Carl Jung (1875-1961) was the first outsider to join Freud’s inner circle. Jung was not Jewish, not born in or around Vienna, and wasn’t even Austrian. Carl Jung was born and raised in Switzerland. He was an only child who was not good at relationships but did well in school. Carl was a loner, didn’t like competition, and was teased by his peers (he tended to faint under pressure).
Jung felt closer to his mother but he described her as having two personalities: humorous and unpredictable. Some suggest Jung’s interest in psychiatry was because his mother was schizophrenic. His mother may have been hospitalized when he was three but there is little evidence that it was for schizophrenia.
Was Jung Schizophrenic?
Carl Jung was certainly weird. But whether that weirdness was genius or mental illness is a matter of opinion. There are proponents on each side of the issue. Jung’s ideas are very scattered, which can be seen as artistic or symptomatic.Adding to the controversy, Jung referred to himself as having two personalities: the one in this life and the one from a previous century in which he was an old man. Similarly some see creativity or pathology in the breadth of his concepts and the incorporation of occult and mythology imagery.
There is no question that Jung was imaginative. He tended to see the world and himself in a larger context. Even his autobiography, which was published after his death, was as much mythology as historical truth. Jung had a vision of a “monstrous flood” that would cover most of Europe, though not the mountains of Switzerland. The vision was followed by several weeks of recurring dreams about rivers and floods of blood. This was not a child’s dream; Jung was 38 at the time, but very vivid. When WWI began, Jung viewed his vision as having been a prediction. I like the idea of predicting the future. If you have a dream on Tuesday and something happens on Thursday, it’s interesting. But Jung’s vision was in the fall of 1913, and the start of WWI was in July of 1914 (August of 1916 for America). For me, 9 months of so ruins the illusion.
Jung was pursued many arts. He painted, sculpted, drew and wrote. Although he explored many fields, he was always looking for themes and commonalities. For Jung, everything had a meaning. One of his therapeutic techniques (amplification) involved expanding every detail of a dream into associations. Instead of Freud’s free association (jumping from thread to thread), Jung preferred to elicit multiple associations from the same item. The more associations that can be made, the easier it was to discover underlying themes. And the more themes that can be discovered, the easier it is to find archetypes (overriding, universal themes that impact behavior).

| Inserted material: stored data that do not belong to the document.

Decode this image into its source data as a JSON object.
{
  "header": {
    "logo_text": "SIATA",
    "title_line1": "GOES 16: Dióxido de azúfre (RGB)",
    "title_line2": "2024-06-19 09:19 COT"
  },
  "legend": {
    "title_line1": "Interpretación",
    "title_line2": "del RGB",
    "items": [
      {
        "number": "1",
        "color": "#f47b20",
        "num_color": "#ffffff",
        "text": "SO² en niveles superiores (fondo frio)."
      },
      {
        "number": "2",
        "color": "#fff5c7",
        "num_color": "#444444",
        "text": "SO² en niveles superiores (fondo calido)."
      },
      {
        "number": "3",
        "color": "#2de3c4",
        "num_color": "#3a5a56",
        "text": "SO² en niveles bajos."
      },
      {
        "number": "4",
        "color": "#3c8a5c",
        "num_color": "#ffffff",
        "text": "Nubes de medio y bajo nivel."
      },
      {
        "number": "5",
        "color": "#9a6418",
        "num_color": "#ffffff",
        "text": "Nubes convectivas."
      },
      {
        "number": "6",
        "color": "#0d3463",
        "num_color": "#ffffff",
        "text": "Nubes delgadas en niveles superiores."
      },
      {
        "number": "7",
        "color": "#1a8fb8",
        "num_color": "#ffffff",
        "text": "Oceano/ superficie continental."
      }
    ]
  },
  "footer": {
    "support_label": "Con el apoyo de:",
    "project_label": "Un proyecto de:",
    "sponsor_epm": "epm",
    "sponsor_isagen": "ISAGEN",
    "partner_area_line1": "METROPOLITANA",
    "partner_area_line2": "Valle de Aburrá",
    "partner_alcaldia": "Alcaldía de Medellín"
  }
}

One pair of archetypes Jung repeatedly encountered was persona (outward image) and shadow (inner self). Jung maintained that people protect themselves and influence others by presenting a persona that is more presentable than the reality in which they live. Although we don’t intentionally lie, we do try mask the realities of our inner pain. We do this, of course, unconsciously.
Jung differs from Freud on what is unconscious. For Jung, people have both a personal unconscious (undiscovered personal experiences) and a collective unconscious (undiscovered universal experiences). The collective unconscious is a repository of all human knowledge, including our pre-human experiences. It is filled with primordial images: memories from out ancestral past. For Jung, the goal of life, and much of the fun and pain of life, is the discovery of what the universe is trying to tell us through this collection of symbols and images.
Also open to discovery is our personality types. Jung proposed four basic functions (sensation, intuition, thinking and feeling) that can be combined with two primary attitudes (introversion and extroversion) to create eight personality types. There are several personality tests based on Jungian assumptions, including the Thematic Apperception Test (TAT), the Rorschach inkblot test, and the more recent Myers-Briggs. These tests, like Jung’s theory, are quite creative and broad. Although critics point out the terrible test-retest reliabilities of the instruments, supporters point to the wealth of creative data they produce.